Anyone who has been involved with data warehousing knows that there are plenty of things that can go wrong. Mistakes can be made when researching the data sources, collecting requirements, designing a dimensional model, etc… Assuming all of the analyst and modeling work has been done perfectly, we still need to be sure that the developed ETL delivers the prescribed behavior. This short post itemizes a few key ETL considerations.
Understand How the Source System Behaves
How does the source system behave? Does it soft delete? Hard delete? Does the source system keep history? These are a few of the questions we must answer. We can boil this down to the basic functions of a source database; CRUD.
Create – When a record gets created in the source system we typically want to collect it and load it into our target model. How will we determine that a new record was created? If we can’t determine this reliably, then maybe we need to collect every record and compare it to what was collected previously to get the new records. The collecting tactics can differ, but we must be able to identify newly created records.
Read – Read operations are often overlooked, but should be studied in most cases. When is the source system under the most load? We don’t want to try to collect large datasets during heavy load times as this will likely degrade performance for all users.
Update – How does the source system handle updates? In an ideal world the source will keep some amount of history by applying a versioning strategy. When collecting records from the source we need to be sure to include those records which have changed since our last collection (assuming we are applying an incremental collection process). This may be as simple as finding all records with an updated field value that is newer than our last collection process. On the other hand, many systems (or files) will not flag records with update times. In this case we likely will need to do a full compare to previously collected records to find what has changed. Other strategies such as CDC or last change should also be considered.
Delete – Deletes are probably the most overlooked as well as the toughest to deal with function. First we need to figure out how we will determine a delete occurred. There are a number of strategies itemized in this prior post.
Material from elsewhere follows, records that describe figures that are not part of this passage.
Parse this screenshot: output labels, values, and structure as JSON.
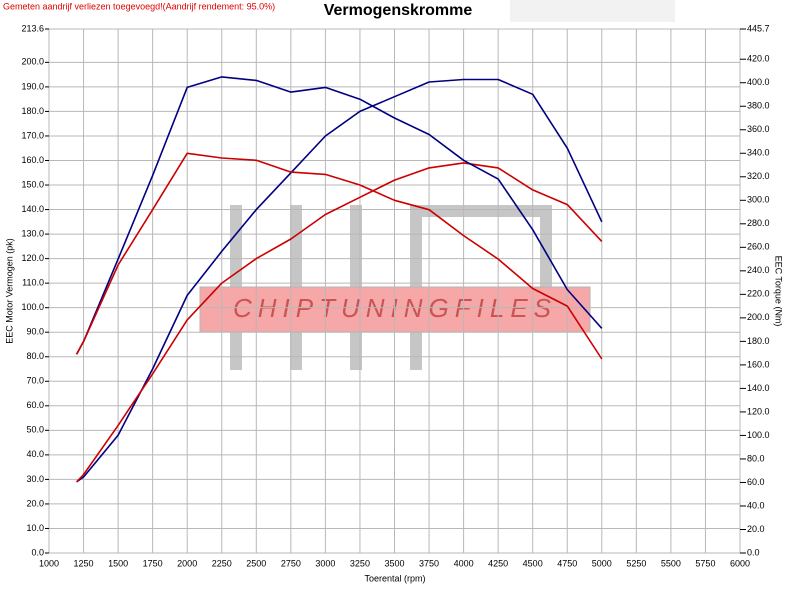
{
  "chart_data": {
    "type": "line",
    "title": "Vermogenskromme",
    "note": "Gemeten aandrijf verliezen toegevoegd!(Aandrijf rendement: 95.0%)",
    "watermark": "CHIPTUNINGFILES",
    "xlabel": "Toerental (rpm)",
    "ylabel": "EEC Motor Vermogen (pk)",
    "y2label": "EEC Torque (Nm)",
    "grid": true,
    "x": [
      1200,
      1250,
      1500,
      1750,
      2000,
      2250,
      2500,
      2750,
      3000,
      3250,
      3500,
      3750,
      4000,
      4250,
      4500,
      4750,
      5000
    ],
    "series": [
      {
        "color": "#000080",
        "values": [
          29,
          31,
          48,
          75,
          105,
          123,
          140,
          155,
          170,
          180,
          186,
          192,
          193,
          193,
          187,
          165,
          135
        ]
      },
      {
        "color": "#cc0000",
        "values": [
          29,
          32,
          52,
          73,
          95,
          110,
          120,
          128,
          138,
          145,
          152,
          157,
          159,
          157,
          148,
          142,
          127
        ]
      },
      {
        "color": "#000080",
        "axis": "y2",
        "values": [
          169,
          180,
          250,
          321,
          396,
          405,
          402,
          392,
          396,
          386,
          370,
          356,
          334,
          318,
          275,
          224,
          191
        ]
      },
      {
        "color": "#cc0000",
        "axis": "y2",
        "values": [
          169,
          180,
          245,
          292,
          340,
          336,
          334,
          324,
          322,
          313,
          300,
          292,
          270,
          250,
          225,
          210,
          165
        ]
      }
    ],
    "xlim": [
      1000,
      6000
    ],
    "xticks": [
      1000,
      1250,
      1500,
      1750,
      2000,
      2250,
      2500,
      2750,
      3000,
      3250,
      3500,
      3750,
      4000,
      4250,
      4500,
      4750,
      5000,
      5250,
      5500,
      5750,
      6000
    ],
    "ylim": [
      0,
      213.6
    ],
    "yticks": [
      {
        "value": 0,
        "label": "0.0"
      },
      {
        "value": 10,
        "label": "10.0"
      },
      {
        "value": 20,
        "label": "20.0"
      },
      {
        "value": 30,
        "label": "30.0"
      },
      {
        "value": 40,
        "label": "40.0"
      },
      {
        "value": 50,
        "label": "50.0"
      },
      {
        "value": 60,
        "label": "60.0"
      },
      {
        "value": 70,
        "label": "70.0"
      },
      {
        "value": 80,
        "label": "80.0"
      },
      {
        "value": 90,
        "label": "90.0"
      },
      {
        "value": 100,
        "label": "100.0"
      },
      {
        "value": 110,
        "label": "110.0"
      },
      {
        "value": 120,
        "label": "120.0"
      },
      {
        "value": 130,
        "label": "130.0"
      },
      {
        "value": 140,
        "label": "140.0"
      },
      {
        "value": 150,
        "label": "150.0"
      },
      {
        "value": 160,
        "label": "160.0"
      },
      {
        "value": 170,
        "label": "170.0"
      },
      {
        "value": 180,
        "label": "180.0"
      },
      {
        "value": 190,
        "label": "190.0"
      },
      {
        "value": 200,
        "label": "200.0"
      },
      213.6
    ],
    "y2lim": [
      0,
      445.7
    ],
    "y2ticks": [
      {
        "value": 0,
        "label": "0.0"
      },
      {
        "value": 20,
        "label": "20.0"
      },
      {
        "value": 40,
        "label": "40.0"
      },
      {
        "value": 60,
        "label": "60.0"
      },
      {
        "value": 80,
        "label": "80.0"
      },
      {
        "value": 100,
        "label": "100.0"
      },
      {
        "value": 120,
        "label": "120.0"
      },
      {
        "value": 140,
        "label": "140.0"
      },
      {
        "value": 160,
        "label": "160.0"
      },
      {
        "value": 180,
        "label": "180.0"
      },
      {
        "value": 200,
        "label": "200.0"
      },
      {
        "value": 220,
        "label": "220.0"
      },
      {
        "value": 240,
        "label": "240.0"
      },
      {
        "value": 260,
        "label": "260.0"
      },
      {
        "value": 280,
        "label": "280.0"
      },
      {
        "value": 300,
        "label": "300.0"
      },
      {
        "value": 320,
        "label": "320.0"
      },
      {
        "value": 340,
        "label": "340.0"
      },
      {
        "value": 360,
        "label": "360.0"
      },
      {
        "value": 380,
        "label": "380.0"
      },
      {
        "value": 400,
        "label": "400.0"
      },
      {
        "value": 420,
        "label": "420.0"
      },
      445.7
    ]
  }
}
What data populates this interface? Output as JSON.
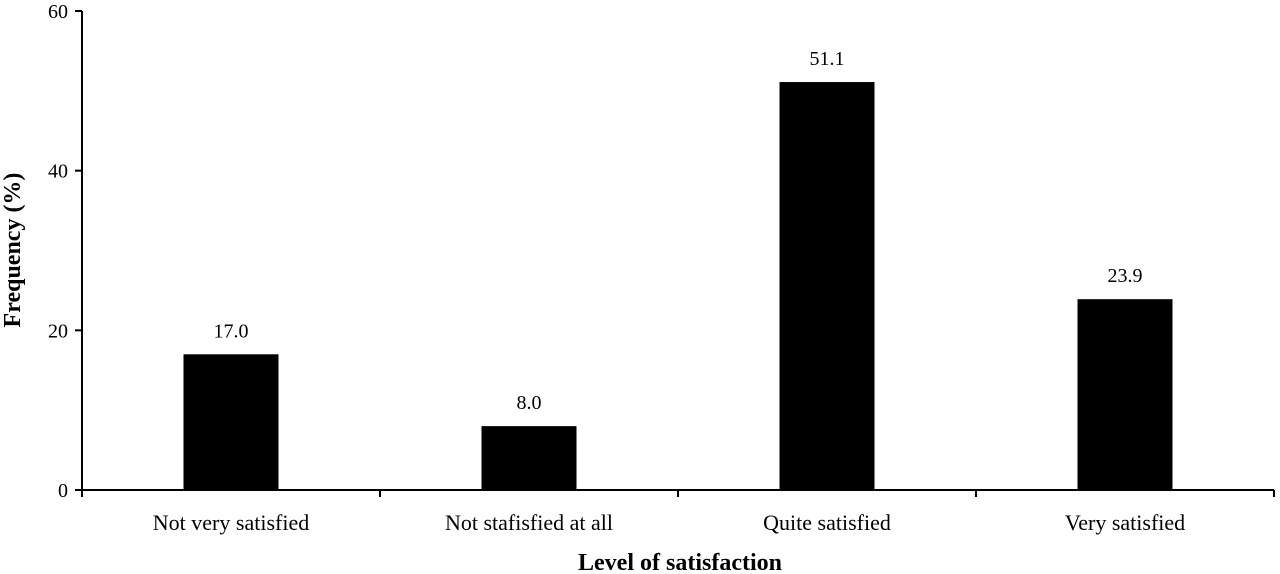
{
  "chart_data": {
    "type": "bar",
    "categories": [
      "Not very satisfied",
      "Not stafisfied at all",
      "Quite satisfied",
      "Very satisfied"
    ],
    "values": [
      17.0,
      8.0,
      51.1,
      23.9
    ],
    "data_labels": [
      "17.0",
      "8.0",
      "51.1",
      "23.9"
    ],
    "title": "",
    "xlabel": "Level of satisfaction",
    "ylabel": "Frequency (%)",
    "ylim": [
      0,
      60
    ],
    "yticks": [
      0,
      20,
      40,
      60
    ],
    "ytick_labels": [
      "0",
      "20",
      "40",
      "60"
    ],
    "grid": false,
    "legend": "none",
    "bar_color": "#000000"
  }
}
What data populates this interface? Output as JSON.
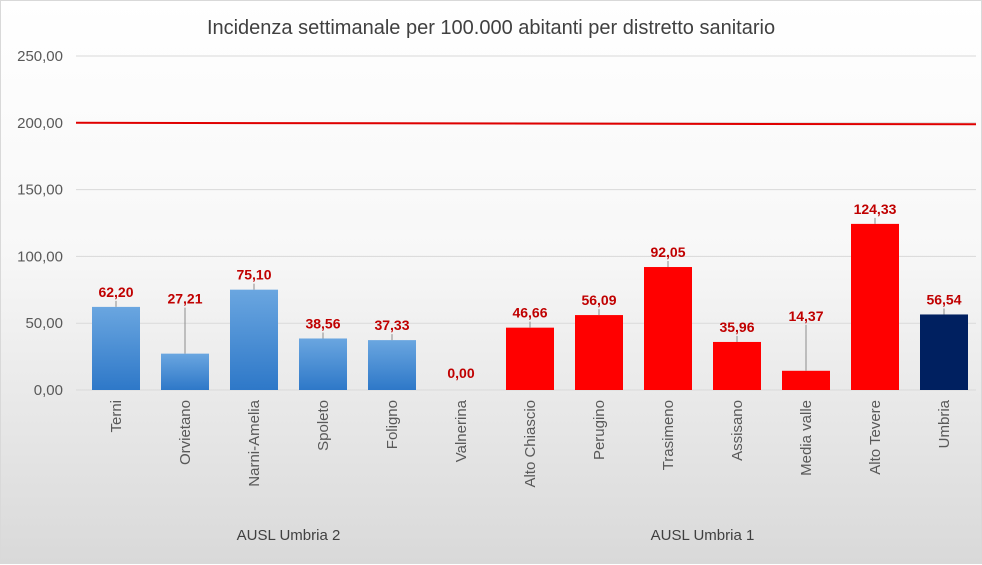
{
  "chart_data": {
    "type": "bar",
    "title": "Incidenza settimanale per 100.000 abitanti per distretto sanitario",
    "categories": [
      "Terni",
      "Orvietano",
      "Narni-Amelia",
      "Spoleto",
      "Foligno",
      "Valnerina",
      "Alto Chiascio",
      "Perugino",
      "Trasimeno",
      "Assisano",
      "Media valle",
      "Alto Tevere",
      "Umbria"
    ],
    "values": [
      62.2,
      27.21,
      75.1,
      38.56,
      37.33,
      0.0,
      46.66,
      56.09,
      92.05,
      35.96,
      14.37,
      124.33,
      56.54
    ],
    "value_labels": [
      "62,20",
      "27,21",
      "75,10",
      "38,56",
      "37,33",
      "0,00",
      "46,66",
      "56,09",
      "92,05",
      "35,96",
      "14,37",
      "124,33",
      "56,54"
    ],
    "groups": [
      {
        "label": "AUSL Umbria 2",
        "categories": [
          "Terni",
          "Orvietano",
          "Narni-Amelia",
          "Spoleto",
          "Foligno",
          "Valnerina"
        ],
        "color": "#4a90d9"
      },
      {
        "label": "AUSL Umbria 1",
        "categories": [
          "Alto Chiascio",
          "Perugino",
          "Trasimeno",
          "Assisano",
          "Media valle",
          "Alto Tevere"
        ],
        "color": "#ff0000"
      },
      {
        "label": "",
        "categories": [
          "Umbria"
        ],
        "color": "#002060"
      }
    ],
    "ylim": [
      0,
      250
    ],
    "yticks": [
      0,
      50,
      100,
      150,
      200,
      250
    ],
    "ytick_labels": [
      "0,00",
      "50,00",
      "100,00",
      "150,00",
      "200,00",
      "250,00"
    ],
    "threshold": {
      "value": 200,
      "color": "#e00000"
    },
    "grid": true,
    "xlabel": "",
    "ylabel": ""
  }
}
Dealing with the delete in the persistent staging area as well as the target model require careful consideration. In most cases we will not want to delete the records from our target model, but it is critical that these records be flagged (soft deleted).
You may be thinking that this post is a no brainer. True, there is no rocket science going on here. Sometimes we miss the forest for the trees though. Taking a little time upfront to consider these four functions will save a lot of pain in the long run. Handling reads is usually just a matter of scheduling the ETL process at a low load time and possibly using nolock logic. Inserts and updates are typically handled as a pair. Deletes will often require a separate data flow that may or may not merge with the insert & update logic.
In summary, take time early in your project to determine how to handle all four CRUD functions in your data sources.